La loro amicizia è nata fuori dal campo: una playlist, un consiglio per lo shopping, perché a volte non serve parlare la stessa lingua per intendersi. È presto per dire se ci ricorderemo di Abraham e Zaniolo come di una delle grandi coppie d’attacco del nostro campionato. Ma certo sembrano avere un’istintiva predisposizione a cercarsi, a scambiarsi, a mescolarsi. Nel calcio del tridente, del falso nove, in cui il centravanti è sempre più lo spazio e in cui se un numero 9 c’è è sempre il finalizzatore unico, la Roma torna al doppio attaccante, come l’Inter di Inzaghi e del fu Conte.
Il gol che ha sotterrato l’orgoglioso ma confuso Torino di Juric è figlio della migliore combinazione possibile tra i due: Mkhitaryan che imbuca, la finta di Zaniolo a scavalcare il pallone per aprire ad Abraham lo specchio della porta, soltanto da infilare. “Il feeling tra loro è iniziato fuori dal campo”, ha raccontato Mourinho, che del campo si ciba e che su quell’intesa spontanea ha costruito un’arma. “C’è un piccolo gruppo di giovani che stanno spesso insieme, magari è un bene per Nicolò che così può imparare l’inglese. Ma la loro connessione in campo è evidente, per le loro caratteristiche“.
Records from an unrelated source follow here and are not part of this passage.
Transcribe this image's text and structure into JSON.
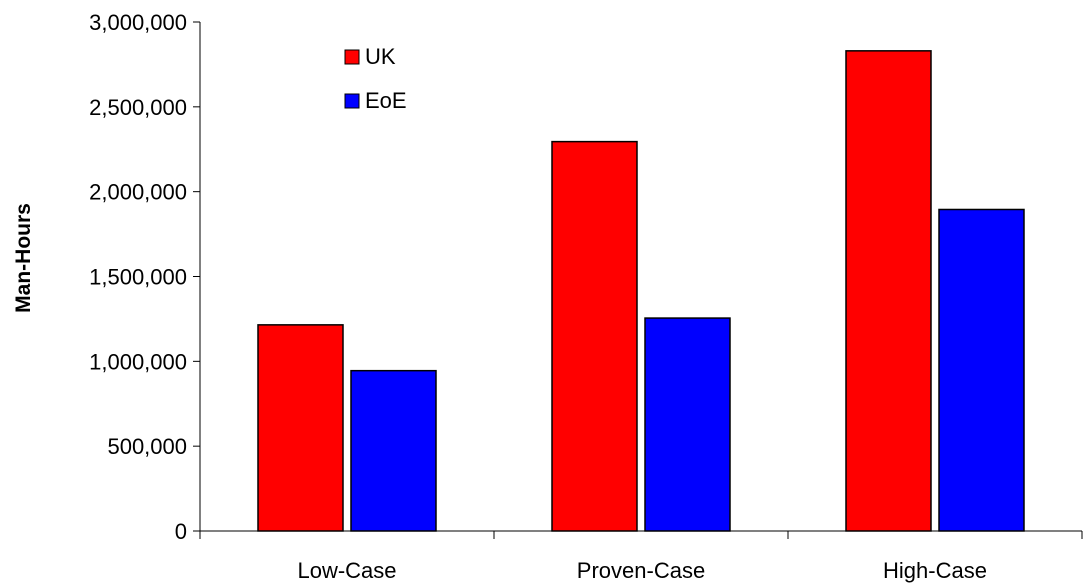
{
  "chart_data": {
    "type": "bar",
    "title": "",
    "xlabel": "",
    "ylabel": "Man-Hours",
    "categories": [
      "Low-Case",
      "Proven-Case",
      "High-Case"
    ],
    "series": [
      {
        "name": "UK",
        "color": "#FF0000",
        "values": [
          1215000,
          2295000,
          2830000
        ]
      },
      {
        "name": "EoE",
        "color": "#0000FF",
        "values": [
          945000,
          1255000,
          1895000
        ]
      }
    ],
    "ylim": [
      0,
      3000000
    ],
    "yticks": [
      {
        "value": 0,
        "label": "0"
      },
      {
        "value": 500000,
        "label": "500,000"
      },
      {
        "value": 1000000,
        "label": "1,000,000"
      },
      {
        "value": 1500000,
        "label": "1,500,000"
      },
      {
        "value": 2000000,
        "label": "2,000,000"
      },
      {
        "value": 2500000,
        "label": "2,500,000"
      },
      {
        "value": 3000000,
        "label": "3,000,000"
      }
    ],
    "grid": false,
    "legend": "top-left"
  }
}
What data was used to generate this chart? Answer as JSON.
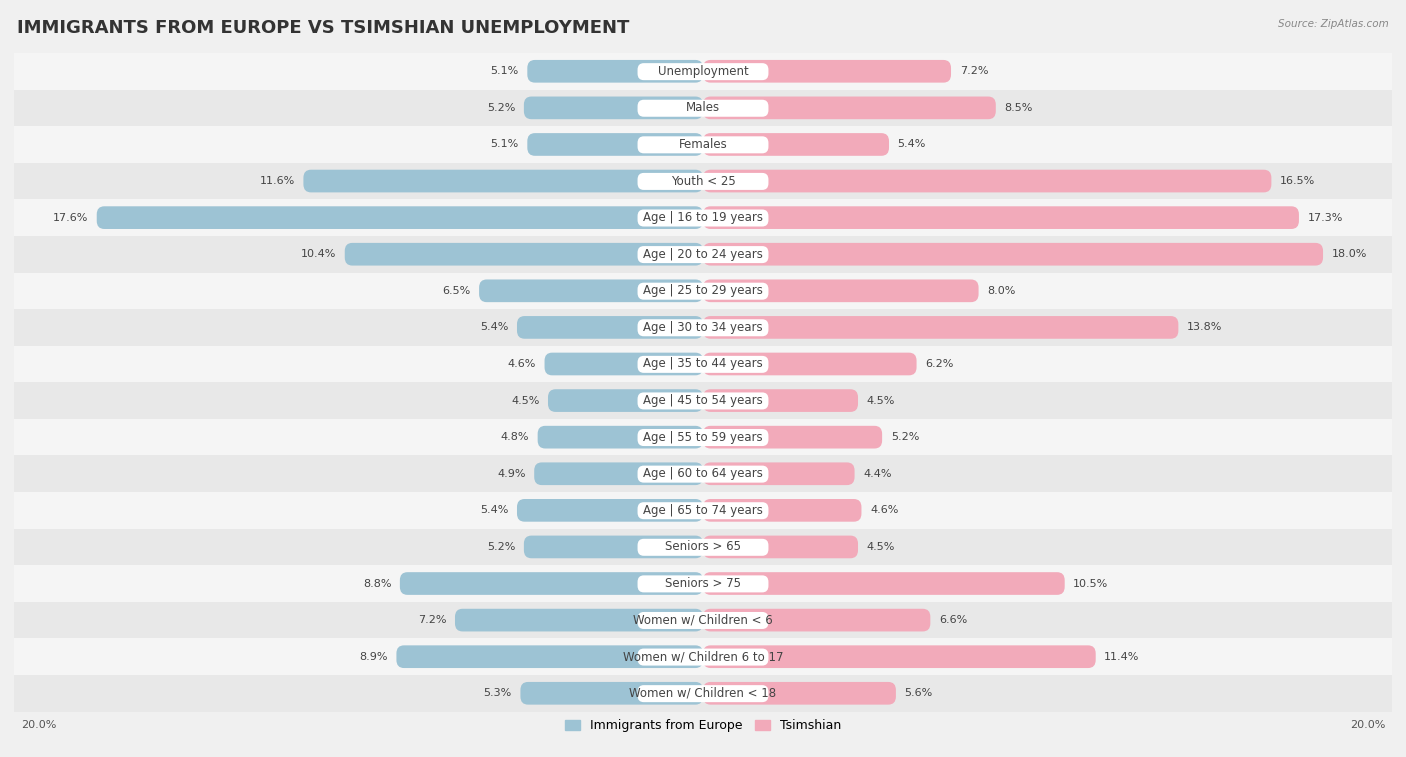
{
  "title": "IMMIGRANTS FROM EUROPE VS TSIMSHIAN UNEMPLOYMENT",
  "source": "Source: ZipAtlas.com",
  "categories": [
    "Unemployment",
    "Males",
    "Females",
    "Youth < 25",
    "Age | 16 to 19 years",
    "Age | 20 to 24 years",
    "Age | 25 to 29 years",
    "Age | 30 to 34 years",
    "Age | 35 to 44 years",
    "Age | 45 to 54 years",
    "Age | 55 to 59 years",
    "Age | 60 to 64 years",
    "Age | 65 to 74 years",
    "Seniors > 65",
    "Seniors > 75",
    "Women w/ Children < 6",
    "Women w/ Children 6 to 17",
    "Women w/ Children < 18"
  ],
  "left_values": [
    5.1,
    5.2,
    5.1,
    11.6,
    17.6,
    10.4,
    6.5,
    5.4,
    4.6,
    4.5,
    4.8,
    4.9,
    5.4,
    5.2,
    8.8,
    7.2,
    8.9,
    5.3
  ],
  "right_values": [
    7.2,
    8.5,
    5.4,
    16.5,
    17.3,
    18.0,
    8.0,
    13.8,
    6.2,
    4.5,
    5.2,
    4.4,
    4.6,
    4.5,
    10.5,
    6.6,
    11.4,
    5.6
  ],
  "left_color": "#9DC3D4",
  "right_color": "#F2AABA",
  "axis_max": 20.0,
  "row_bg_even": "#f5f5f5",
  "row_bg_odd": "#e8e8e8",
  "background_color": "#f0f0f0",
  "legend_left": "Immigrants from Europe",
  "legend_right": "Tsimshian",
  "title_fontsize": 13,
  "label_fontsize": 8.5,
  "value_fontsize": 8.0
}
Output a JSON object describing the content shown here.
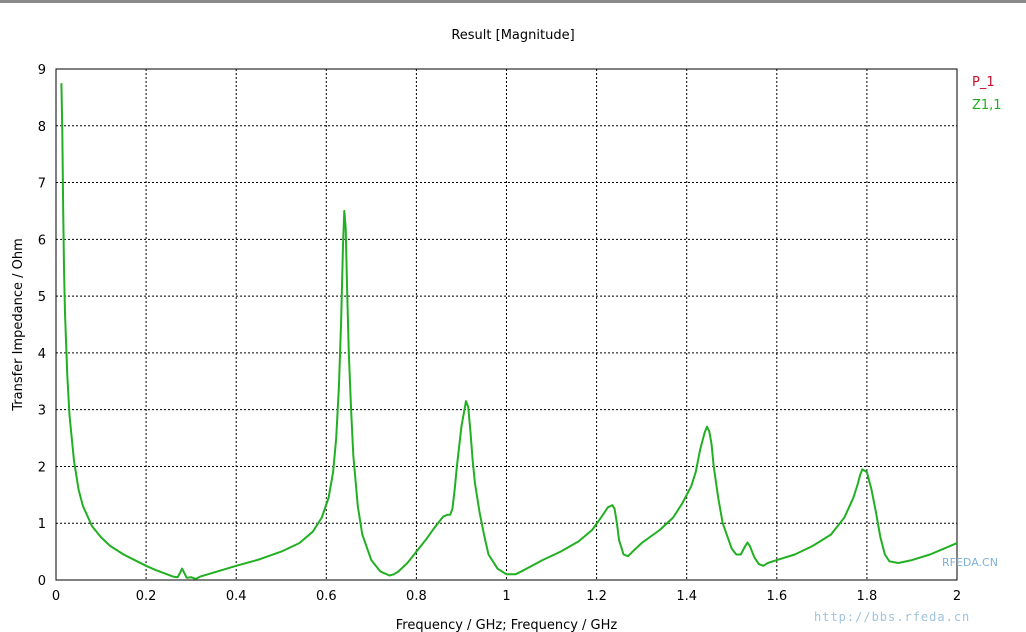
{
  "chart_data": {
    "type": "line",
    "title": "Result [Magnitude]",
    "xlabel": "Frequency / GHz; Frequency / GHz",
    "ylabel": "Transfer Impedance / Ohm",
    "xlim": [
      0,
      2
    ],
    "ylim": [
      0,
      9
    ],
    "xticks": [
      "0",
      "0.2",
      "0.4",
      "0.6",
      "0.8",
      "1",
      "1.2",
      "1.4",
      "1.6",
      "1.8",
      "2"
    ],
    "yticks": [
      "0",
      "1",
      "2",
      "3",
      "4",
      "5",
      "6",
      "7",
      "8",
      "9"
    ],
    "grid": true,
    "legend_position": "top-right",
    "legend": [
      {
        "name": "P_1",
        "color": "#c8102e"
      },
      {
        "name": "Z1,1",
        "color": "#22b022"
      }
    ],
    "series": [
      {
        "name": "Z1,1",
        "color": "#22b022",
        "x": [
          0.012,
          0.014,
          0.016,
          0.018,
          0.02,
          0.025,
          0.03,
          0.04,
          0.05,
          0.06,
          0.08,
          0.1,
          0.12,
          0.15,
          0.18,
          0.2,
          0.22,
          0.24,
          0.26,
          0.27,
          0.275,
          0.28,
          0.285,
          0.29,
          0.3,
          0.31,
          0.32,
          0.35,
          0.4,
          0.45,
          0.5,
          0.54,
          0.57,
          0.59,
          0.605,
          0.615,
          0.622,
          0.628,
          0.633,
          0.637,
          0.64,
          0.643,
          0.646,
          0.65,
          0.655,
          0.66,
          0.67,
          0.68,
          0.7,
          0.72,
          0.74,
          0.75,
          0.76,
          0.78,
          0.8,
          0.82,
          0.84,
          0.86,
          0.87,
          0.875,
          0.88,
          0.885,
          0.89,
          0.9,
          0.91,
          0.915,
          0.92,
          0.925,
          0.93,
          0.94,
          0.95,
          0.96,
          0.98,
          1.0,
          1.02,
          1.04,
          1.08,
          1.12,
          1.16,
          1.19,
          1.21,
          1.225,
          1.235,
          1.24,
          1.245,
          1.25,
          1.26,
          1.27,
          1.28,
          1.3,
          1.34,
          1.37,
          1.39,
          1.41,
          1.42,
          1.43,
          1.44,
          1.445,
          1.45,
          1.455,
          1.46,
          1.47,
          1.48,
          1.5,
          1.51,
          1.52,
          1.53,
          1.535,
          1.54,
          1.55,
          1.56,
          1.57,
          1.58,
          1.6,
          1.64,
          1.68,
          1.72,
          1.75,
          1.77,
          1.78,
          1.785,
          1.79,
          1.8,
          1.81,
          1.82,
          1.83,
          1.84,
          1.85,
          1.87,
          1.9,
          1.94,
          1.97,
          2.0
        ],
        "y": [
          8.75,
          7.9,
          6.5,
          5.4,
          4.7,
          3.6,
          2.9,
          2.1,
          1.6,
          1.3,
          0.95,
          0.75,
          0.6,
          0.45,
          0.33,
          0.25,
          0.18,
          0.12,
          0.06,
          0.05,
          0.12,
          0.2,
          0.12,
          0.04,
          0.05,
          0.02,
          0.06,
          0.13,
          0.25,
          0.36,
          0.5,
          0.65,
          0.85,
          1.1,
          1.45,
          1.9,
          2.5,
          3.4,
          4.6,
          5.9,
          6.5,
          6.2,
          5.2,
          4.0,
          3.0,
          2.2,
          1.3,
          0.8,
          0.35,
          0.15,
          0.08,
          0.1,
          0.15,
          0.3,
          0.5,
          0.7,
          0.92,
          1.12,
          1.15,
          1.15,
          1.25,
          1.6,
          2.0,
          2.7,
          3.15,
          3.05,
          2.6,
          2.1,
          1.7,
          1.2,
          0.8,
          0.45,
          0.2,
          0.1,
          0.1,
          0.18,
          0.35,
          0.5,
          0.68,
          0.88,
          1.1,
          1.28,
          1.32,
          1.25,
          1.0,
          0.7,
          0.45,
          0.42,
          0.5,
          0.65,
          0.88,
          1.1,
          1.35,
          1.65,
          1.9,
          2.3,
          2.6,
          2.7,
          2.62,
          2.4,
          2.0,
          1.45,
          1.0,
          0.55,
          0.45,
          0.45,
          0.6,
          0.66,
          0.6,
          0.4,
          0.28,
          0.25,
          0.3,
          0.35,
          0.45,
          0.6,
          0.8,
          1.1,
          1.45,
          1.7,
          1.85,
          1.95,
          1.9,
          1.6,
          1.2,
          0.75,
          0.45,
          0.33,
          0.3,
          0.35,
          0.45,
          0.55,
          0.65
        ]
      }
    ]
  },
  "watermark": {
    "brand": "RFEDA.CN",
    "site": "http://bbs.rfeda.cn"
  }
}
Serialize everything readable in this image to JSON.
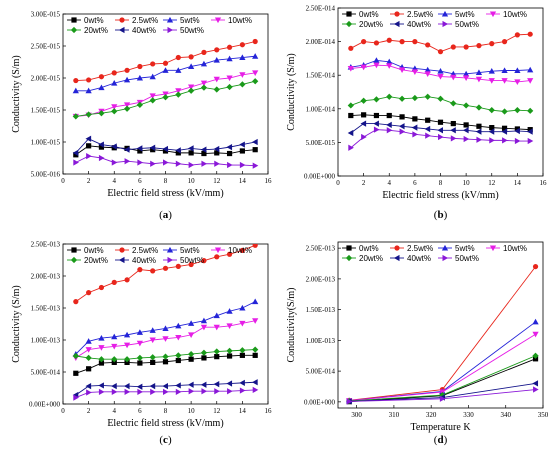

L’abbraccio spontaneo con cui Abraham e Zaniolo hanno festeggiato quel gol sembra una dichiarazione di intenti, nonostante le loro differenze: Abraham ama lo show, e mentre il Var Banti decideva, dopo un’attesa di 5 minuti, di cancellare il rigore conquistato dal El Shaarawy, si è messo a palleggiare con numeri circensi (si era parlato di un blackout tecnico nel centro Var di Lissone, escluso però dal provider della Lega Serie A, Hawkeye). E poi al fischio finale ha esultato sfrenato, in ginocchio, mentre Zaniolo stramazzava esausto, dopo aver lottato, protestato, contrastato, tirato, imprecato.
Per mettere in fila la terza vittoria di fila coppe comprese, Mourinho ha scelto la semplicità: un modulo affidabile, la difesa a tre usata per un anno intero da Fonseca, linea bassa — molto bassa — con ripartenze veloci. “Mi piace tanto vincere così e ho detto ai giocatori negli spogliatoi che preferisco aver vinto in questo modo che 5-0: questa è la vittoria dello sforzo, della concentrazione“.
Semmai è a Juric che non è piaciuto perdere così: “Abbiamo stradominato, ma se hai quasi il 70 per cento di possesso poi ti serve precisione nell’ultimo passaggio“. In comune hanno di aver perso il capitano per stiramento: per Belotti guai ai flessori, per Pellegrini al quadricipite. Disagi azzurri, per fortuna alla Macedonia mancano ancora 4 mesi.